Lessons have emerged from those challenges, and he’s pushed himself to learn from each.
“I think it has taught me how to use your time,” Yankowski said. “Time management is so big. And really, I think the biggest thing is it’s pushed me to the extreme. I don’t think I’ll ever stop trying to find the mental kind of border of what’s too much or what I’m capable of. Really, I bit off more than I can chew trying to be a full-time race car driver while being in school. But it’s just been a balance that I have to figure out and that’s my own responsibility too.”
To help mediate a mental overload of either, the racetrack allows him to forget about school for a few hours and school allows him to forget racing for a few hours. In general, no one in his school really knows much about racing or what he does, so it’s rare if he even talks about racing there, he said.
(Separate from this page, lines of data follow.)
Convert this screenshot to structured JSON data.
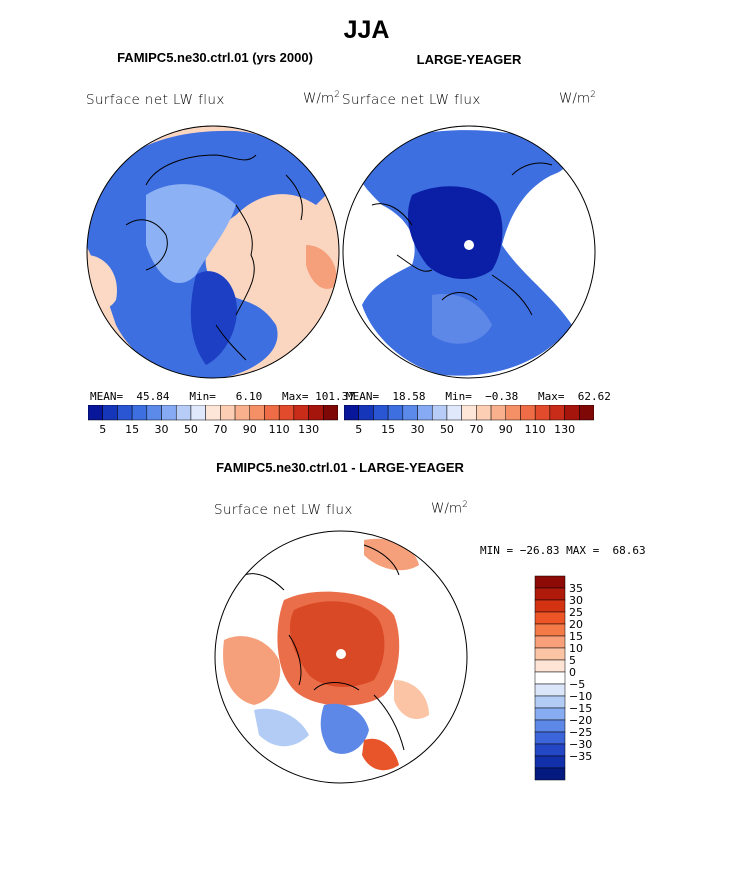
{
  "page_title": "JJA",
  "colors": {
    "ocean_deep_blue": "#0b1fa6",
    "mid_blue": "#3e6fe0",
    "light_blue": "#8cb1f5",
    "pale_peach": "#fbd9c4",
    "salmon": "#f5a07b",
    "orange_red": "#e8552b",
    "dark_red": "#8e0a06",
    "white": "#ffffff",
    "coast": "#000000"
  },
  "chart_data": [
    {
      "type": "heatmap",
      "panel": "top-left",
      "title": "FAMIPC5.ne30.ctrl.01 (yrs 2000)",
      "left_label": "Surface net LW flux",
      "units": "W/m",
      "units_sup": "2",
      "stats_line": "MEAN=  45.84   Min=   6.10   Max= 101.37",
      "stats": {
        "mean": 45.84,
        "min": 6.1,
        "max": 101.37
      },
      "colorbar": {
        "colors": [
          "#08169a",
          "#1536b9",
          "#2a55d3",
          "#3e6fe0",
          "#5b8aeb",
          "#86aaf3",
          "#b7cdf8",
          "#dfe9fb",
          "#fde6d8",
          "#fccfb4",
          "#f9b08d",
          "#f58f66",
          "#ee6d46",
          "#e24b2c",
          "#c92c18",
          "#a5150c",
          "#7d0806"
        ],
        "tick_labels": [
          "5",
          "15",
          "30",
          "50",
          "70",
          "90",
          "110",
          "130"
        ]
      }
    },
    {
      "type": "heatmap",
      "panel": "top-right",
      "title": "LARGE-YEAGER",
      "left_label": "Surface net LW flux",
      "units": "W/m",
      "units_sup": "2",
      "stats_line": "MEAN=  18.58   Min=  −0.38   Max=  62.62",
      "stats": {
        "mean": 18.58,
        "min": -0.38,
        "max": 62.62
      },
      "colorbar": {
        "colors": [
          "#08169a",
          "#1536b9",
          "#2a55d3",
          "#3e6fe0",
          "#5b8aeb",
          "#86aaf3",
          "#b7cdf8",
          "#dfe9fb",
          "#fde6d8",
          "#fccfb4",
          "#f9b08d",
          "#f58f66",
          "#ee6d46",
          "#e24b2c",
          "#c92c18",
          "#a5150c",
          "#7d0806"
        ],
        "tick_labels": [
          "5",
          "15",
          "30",
          "50",
          "70",
          "90",
          "110",
          "130"
        ]
      }
    },
    {
      "type": "heatmap",
      "panel": "bottom",
      "title": "FAMIPC5.ne30.ctrl.01 - LARGE-YEAGER",
      "left_label": "Surface net LW flux",
      "units": "W/m",
      "units_sup": "2",
      "minmax_line": "MIN = −26.83 MAX =  68.63",
      "stats": {
        "min": -26.83,
        "max": 68.63
      },
      "colorbar": {
        "orientation": "vertical",
        "colors": [
          "#8e0a06",
          "#b01a0a",
          "#d43313",
          "#ee5526",
          "#f47a48",
          "#f8a07a",
          "#fbc4a5",
          "#fde4d4",
          "#ffffff",
          "#dbe6fb",
          "#b3ccf6",
          "#88acf1",
          "#5e88e7",
          "#3c65d9",
          "#2447c6",
          "#1230aa",
          "#041a80"
        ],
        "tick_labels": [
          "35",
          "30",
          "25",
          "20",
          "15",
          "10",
          "5",
          "0",
          "−5",
          "−10",
          "−15",
          "−20",
          "−25",
          "−30",
          "−35"
        ]
      }
    }
  ]
}
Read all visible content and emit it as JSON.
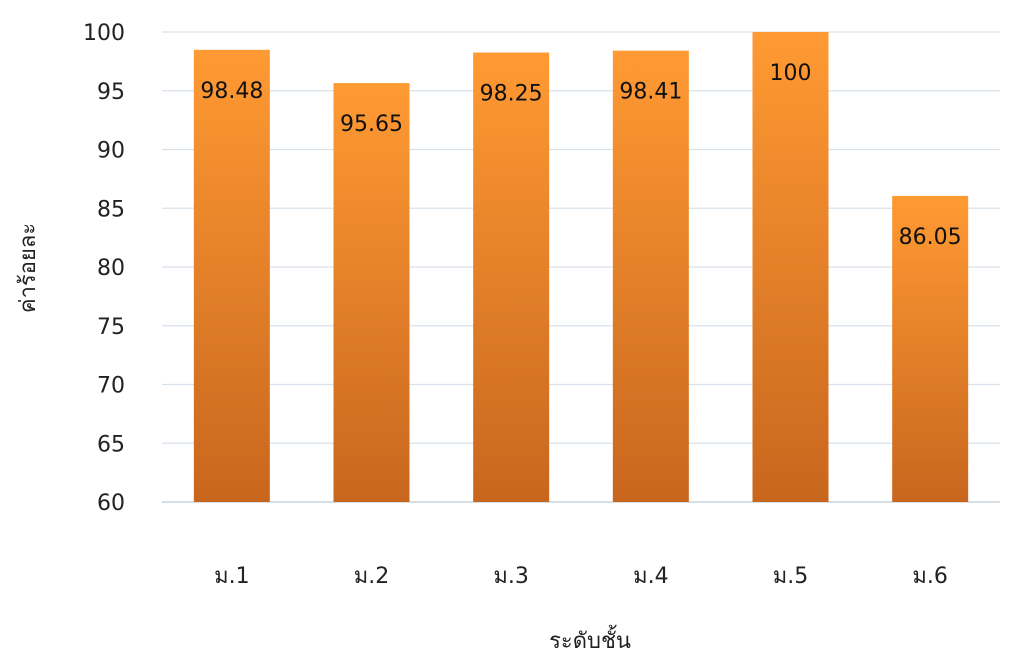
{
  "chart_data": {
    "type": "bar",
    "title": "",
    "xlabel": "ระดับชั้น",
    "ylabel": "ค่าร้อยละ",
    "categories": [
      "ม.1",
      "ม.2",
      "ม.3",
      "ม.4",
      "ม.5",
      "ม.6"
    ],
    "values": [
      98.48,
      95.65,
      98.25,
      98.41,
      100,
      86.05
    ],
    "data_labels": [
      "98.48",
      "95.65",
      "98.25",
      "98.41",
      "100",
      "86.05"
    ],
    "ylim": [
      60,
      100
    ],
    "yticks": [
      60,
      65,
      70,
      75,
      80,
      85,
      90,
      95,
      100
    ],
    "grid": true,
    "legend": "none",
    "colors": {
      "bar_top": "#FF9A33",
      "bar_bottom": "#C8661E",
      "grid": "#D9E2EC",
      "axis": "#C9D3DE"
    }
  }
}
Understanding the power he holds and the responsibilities that lie ahead this year, Yankowski’s goal for the season is to just improve.
“We don’t want to go backward,” he said. “And we don’t want to just maintain. We want to better the program. Really try and develop me into something better than I am now, which was a huge decision and why we signed on to the whole Super DIRTcar Series tour.”
Yankowski will kick off his full-time season with the Super DIRTcar Series, joining Series stars like eight-time Series champion Matt Sheppard, Peter Britten, Williamson, Wight and more, at the Rumble in the Hills at Atomic Speedway. It’ll be the Series’ return to Ohio for the first time since 2019 and its debut at the 3/8-mile track.